Während Giacomo mich noch vollständig zudeckt, schließen sich meine Augen für diesen Tag nun endgültig und ich schlafe wenig später endgültig ein, während ich weiter langsam an der Trinkflasche nuckle. Monster sind grade komplett irrelevant.

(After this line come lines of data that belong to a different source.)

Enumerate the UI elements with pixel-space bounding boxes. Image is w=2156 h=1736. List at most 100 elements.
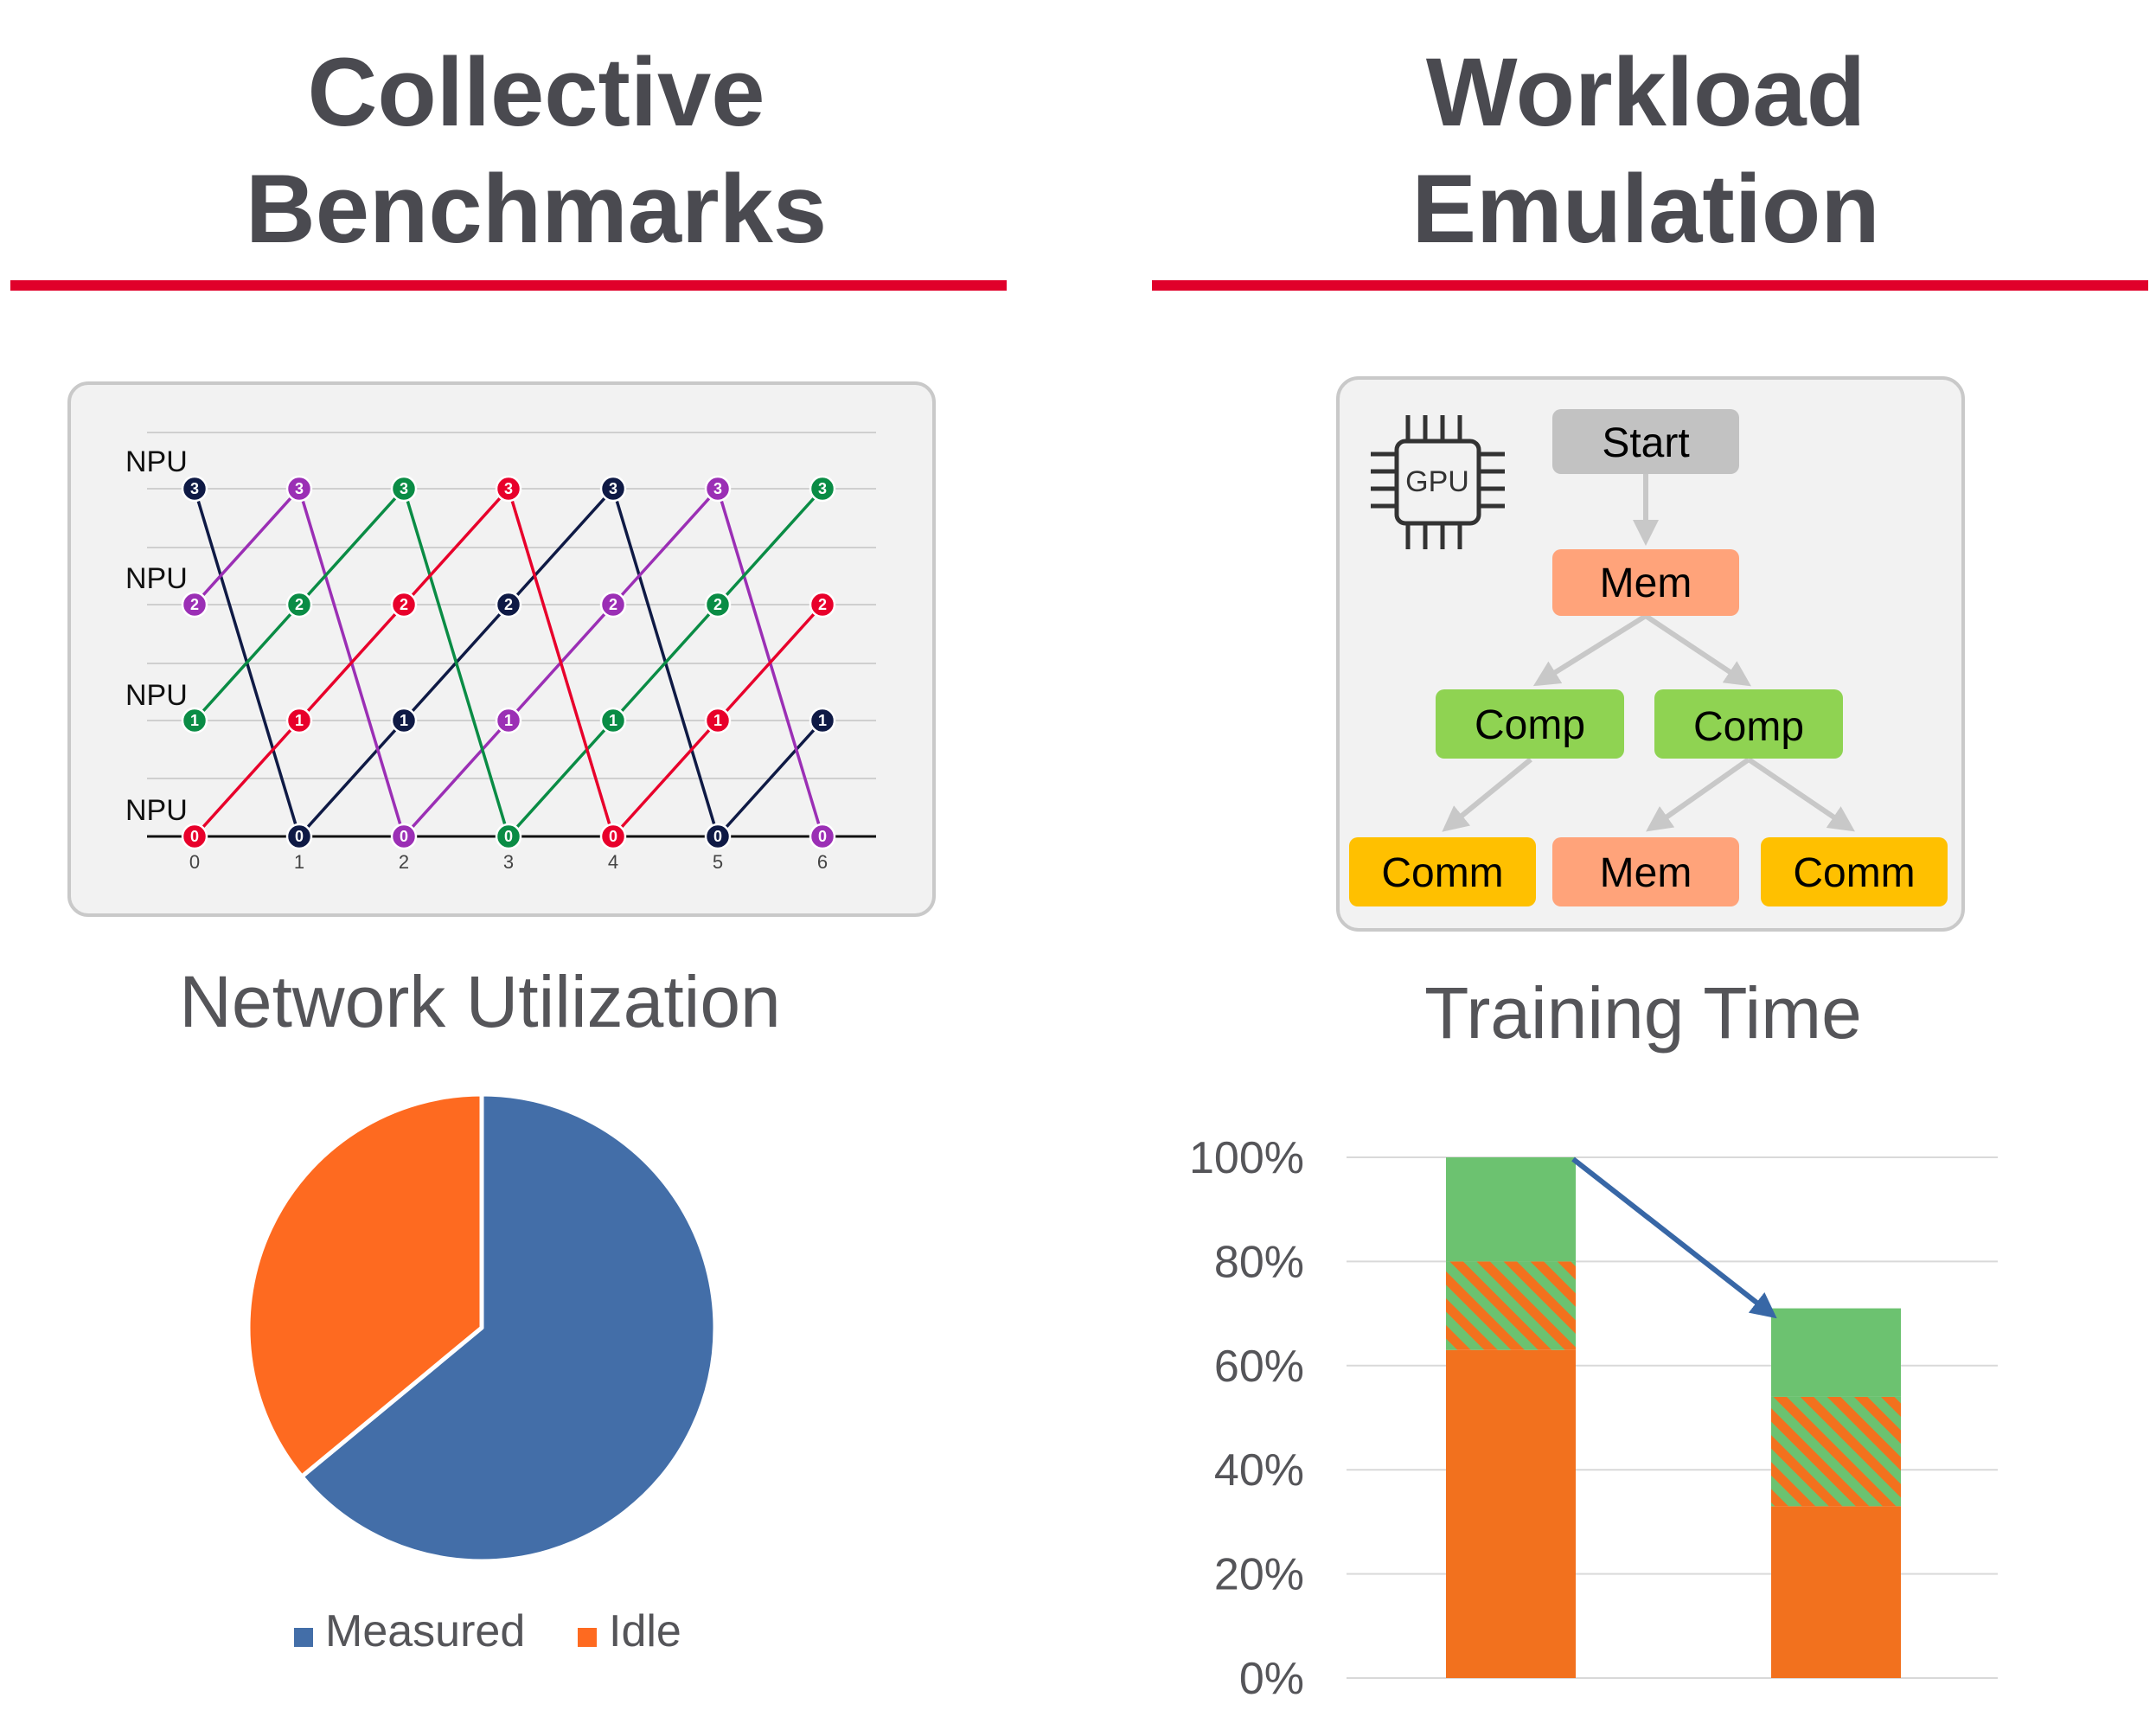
npu-node: 3 <box>599 475 627 503</box>
mem-top-node <box>1552 549 1739 616</box>
npu-node: 3 <box>495 475 522 503</box>
arrow-mem-comp-right <box>1644 613 1751 687</box>
npu-node-label: 2 <box>295 596 304 613</box>
npu-node-label: 2 <box>190 596 199 613</box>
npu-node-label: 3 <box>713 480 722 497</box>
npu-node-label: 2 <box>713 596 722 613</box>
gpu-label: GPU <box>1405 465 1469 498</box>
left-title-line2: Benchmarks <box>246 155 827 263</box>
pie-chart <box>246 1092 718 1564</box>
y-tick-label: 20% <box>1214 1550 1304 1600</box>
comm-right-node <box>1761 837 1948 906</box>
legend-label: Measured <box>325 1606 525 1656</box>
x-tick-label: 3 <box>503 851 514 873</box>
x-tick-label: 6 <box>817 851 828 873</box>
npu-node: 1 <box>809 707 836 734</box>
bar-chart-y-ticks: 0% 20% 40% 60% 80% 100% <box>1189 1133 1304 1704</box>
arrow-comp-right-mem-bottom <box>1646 757 1750 832</box>
npu-node: 3 <box>181 475 208 503</box>
pie-slice-measured <box>299 1092 718 1564</box>
npu-node: 3 <box>285 475 313 503</box>
npu-node: 1 <box>704 707 732 734</box>
bar-segment-solid <box>1446 1349 1576 1678</box>
collective-panel-bg <box>67 381 936 917</box>
npu-node-label: 0 <box>609 828 617 845</box>
npu-node: 1 <box>285 707 313 734</box>
npu-node: 1 <box>181 707 208 734</box>
x-tick-label: 1 <box>294 851 304 873</box>
npu-node-label: 1 <box>504 712 513 729</box>
start-node <box>1552 409 1739 474</box>
npu-node: 0 <box>809 823 836 850</box>
left-title-line1: Collective <box>307 38 765 146</box>
right-title-line1: Workload <box>1426 38 1865 146</box>
right-title-line2: Emulation <box>1411 155 1879 263</box>
npu-node-label: 3 <box>400 480 408 497</box>
legend-label: Idle <box>609 1606 681 1656</box>
npu-node-label: 0 <box>190 828 199 845</box>
arrow-mem-comp-left <box>1532 613 1647 687</box>
npu-node-label: 3 <box>609 480 617 497</box>
comp-right-node-label: Comp <box>1693 704 1804 750</box>
npu-node-label: 1 <box>609 712 617 729</box>
right-subtitle: Training Time <box>1424 972 1862 1054</box>
workload-panel: GPU Start Mem Comp Comp Comm Mem Comm <box>1336 376 1965 932</box>
mem-top-node-label: Mem <box>1600 561 1692 606</box>
mem-bottom-node-label: Mem <box>1600 850 1692 896</box>
npu-node: 1 <box>390 707 418 734</box>
npu-node: 2 <box>390 591 418 618</box>
comp-right-node <box>1654 689 1843 759</box>
pie-slice-idle <box>246 1092 484 1479</box>
x-tick-label: 4 <box>608 851 618 873</box>
npu-node-label: 0 <box>713 828 722 845</box>
y-tick-label: 0% <box>1239 1654 1304 1704</box>
npu-node: 2 <box>704 591 732 618</box>
left-subtitle: Network Utilization <box>179 961 781 1042</box>
y-tick-label: 80% <box>1214 1237 1304 1287</box>
comm-right-node-label: Comm <box>1793 850 1915 896</box>
y-tick-label: 100% <box>1189 1133 1304 1183</box>
comp-left-node-label: Comp <box>1475 702 1585 748</box>
npu-label: NPU <box>125 562 188 595</box>
y-tick-label: 40% <box>1214 1445 1304 1496</box>
npu-node-label: 1 <box>713 712 722 729</box>
npu-node: 2 <box>599 591 627 618</box>
y-tick-label: 60% <box>1214 1342 1304 1392</box>
npu-node-label: 3 <box>818 480 827 497</box>
npu-node: 0 <box>181 823 208 850</box>
npu-node-label: 0 <box>400 828 408 845</box>
legend-swatch <box>294 1628 313 1647</box>
npu-node: 1 <box>599 707 627 734</box>
comp-left-node <box>1436 689 1624 759</box>
mem-bottom-node <box>1552 837 1739 906</box>
x-tick-label: 0 <box>189 851 200 873</box>
right-title-underline <box>1152 280 2148 291</box>
x-tick-label: 5 <box>713 851 723 873</box>
arrow-comp-right-comm-right <box>1747 757 1855 832</box>
npu-node: 0 <box>599 823 627 850</box>
collective-panel: NPU NPU NPU NPU 3 0 1 2 3 0 1 2 3 0 1 2 3 0 1 2 3 0 1 2 3 0 1 2 3 0 1… <box>67 381 936 917</box>
legend-swatch <box>578 1628 597 1647</box>
bar-segment-solid <box>1446 1157 1576 1262</box>
workload-arrows <box>1442 474 1855 832</box>
npu-node-label: 0 <box>818 828 827 845</box>
npu-label: NPU <box>125 445 188 478</box>
npu-node: 2 <box>285 591 313 618</box>
npu-node: 0 <box>390 823 418 850</box>
npu-node-label: 1 <box>818 712 827 729</box>
npu-node-label: 1 <box>295 712 304 729</box>
npu-node: 0 <box>285 823 313 850</box>
npu-node: 2 <box>809 591 836 618</box>
npu-node-label: 2 <box>609 596 617 613</box>
bar-segment-solid <box>1771 1308 1901 1397</box>
npu-node: 2 <box>181 591 208 618</box>
npu-node-label: 1 <box>190 712 199 729</box>
npu-node-label: 1 <box>400 712 408 729</box>
npu-label: NPU <box>125 794 188 827</box>
npu-node-label: 2 <box>400 596 408 613</box>
start-node-label: Start <box>1602 420 1689 466</box>
npu-node-label: 3 <box>190 480 199 497</box>
arrow-comp-left-comm-left <box>1442 757 1532 832</box>
pie-legend: Measured Idle <box>294 1606 681 1656</box>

Durch ein stechendes Gefühl in der Blase wache ich irgendwann wieder auf. Klarer Fall, ich muss verdammt dringend aufs Klo. Ist ja auch logisch, denke ich, als ich die links auf dem Kopfkissen neben mir liegende, fast leere Kakaoflasche sehe. Mmmmmh, lecker, Kakao! Umständlich friemele ich meinen linken Arm aus der verwurschtelten Decke und greife nach der Kakaoflasche, um auch noch den Rest leerzutrinken, stoße die Flasche aber vom Kissen runter neben meine Hüften. Während ich, offensichtlich noch schlaftrunken versuche, die Flasche aus den Untiefen meines Bettes hervorzuholen, wird es in meinem Schritt bereits warm und nass! Eyyy! Eigentlich wollte ich meine Pampers warm werden lassen während ich genüsslich den Kakao trinke und nicht schon jetzt, aber dieser Plan ist wohl so eben, hihi, in die Hose gegangen. Hab ich mir grade echt in die Hose gemacht? Hm, irgendwie peinlich. Aber im Prinzip natürlich egal, denn so schnell habe ich bekanntlich nicht vor, meine Windeln wieder herzugeben. Während das ganze über Nacht aufgestaute Pipi weiter in meine durstige Pampers sprudelt, schaffe ich es schließlich doch noch, den restlichen Kakao aus der Nuckelflasche zu trinken. Leider ist der mittlerweile schon kalt geworden, aber das ist natürlich auch ziemlich logisch.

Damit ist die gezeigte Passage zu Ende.